Israel’s foreign minister is planning a series of measures to retaliate against Turkey in an apology row, including military aid to the terrorist Kurdistan Workers’ Party (PKK), a news report that appeared in Yedioth Ahranoth has said.
The planned measures apparently came out of a meeting attended by senior Israeli Foreign Ministry officials on Thursday, which the report said was held in preparation for a meeting on Saturday that will be attended by Foreign Minister Avigdor Lieberman, a harsh critic of efforts to restore the relationship with Turkey after Ankara announced a set of sanctions against Israel for its refusal to apologize for the killing of eight Turks and one Turkish-American on an aid ship trying to break the blockade of Gaza on May 31, 2010.
Yedioth Ahranoth said Lieberman plans meetings with PKK leaders in Europe in order to find ways to cooperate with them “in every possible area.” In these meetings, the PKK leaders may ask Israel for military aid in the form of training and arms supplies, the report said.
Lieberman denied the report a week after it was published; however, Lieberman is a person from whom almost everyone would expect such “policy” statements. For that matter it would not be exaggerated to suggest a new name for the Israeli foreign minister: Avigdor Ahmedinejad. The Israeli foreign minister not only talks like Ahmedinejad, he also thinks like Ahmedinejad and acts like Ahmedinejad.
His alleged statement was in an audio recording leaked to a pro-PKK website. In the recording, undersecretary of the prime ministry at the time and current National Intelligence Organization (MİT) head Hakan Fidan, MİT Deputy Undersecretary Afet Güneş and PKK leaders Sabri Ok and Mustafa Karasu negotiate on possible ways to bring PKK militants down from the mountains.
As expected, most of the Turkish public now thinks that the audio recording was leaked by Israeli intelligence services. More importantly, a source close to Turkish security forces whom I had spoken with weeks prior to the last elections in June 2011, had told me that the state thought a foreign intelligence organization may leak an audio recording between the PKK leaders and MIT to harm the Justice and Development Party (AKP) government. At that time I did not pay much attention to my source because he, too, was pointing to Israel at the time. When he mentioned Israel, I had thought to myself, “Great, yet another conspiracy theory!” Now, I seriously think that I should have pointed out the possibility of such a leak before the elections.
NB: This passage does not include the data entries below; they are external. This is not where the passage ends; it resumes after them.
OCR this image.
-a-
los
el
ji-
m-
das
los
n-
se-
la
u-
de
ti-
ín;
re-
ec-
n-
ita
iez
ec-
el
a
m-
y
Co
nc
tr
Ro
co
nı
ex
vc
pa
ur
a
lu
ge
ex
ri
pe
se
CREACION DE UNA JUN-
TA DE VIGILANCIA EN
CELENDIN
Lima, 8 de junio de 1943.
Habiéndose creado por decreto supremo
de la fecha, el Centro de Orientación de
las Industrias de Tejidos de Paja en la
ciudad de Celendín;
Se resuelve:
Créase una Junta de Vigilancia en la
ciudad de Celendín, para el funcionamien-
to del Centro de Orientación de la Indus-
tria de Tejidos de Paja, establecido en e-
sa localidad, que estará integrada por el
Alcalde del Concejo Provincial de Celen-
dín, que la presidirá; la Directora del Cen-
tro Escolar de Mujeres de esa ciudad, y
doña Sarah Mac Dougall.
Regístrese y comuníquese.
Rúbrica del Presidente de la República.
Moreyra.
Sources explained the reason why a foreign intelligence agency, most likely MOSSAD, wanted to leak the audio at that time: to harm the AKP before the elections. He further argued that Erdoğan was expecting such a thing to happen before the elections and that is why Erdoğan had surprisingly mentioned that MİT was in negotiations with Öcalan under the government’s authorization. Now it makes sense why Erdoğan took such a risk to reveal that the government has ordered MİT to negotiate with PKK leaders, to reduce the risk of a surprise leak.
Now the question is what could have been more significant than the recent general elections for the foreign intelligence service, given that they did not leak the recording before now? Political observers are linking the leak to Erdoğan’s trip to the Arab countries. If my source is right and the leak is a dirty job by the Israeli intelligence service, it may be a sign that Turkish intelligence agencies will retaliate soon. Of course, Avigdor Ahmedinejad is helping this confrontation more than anyone else.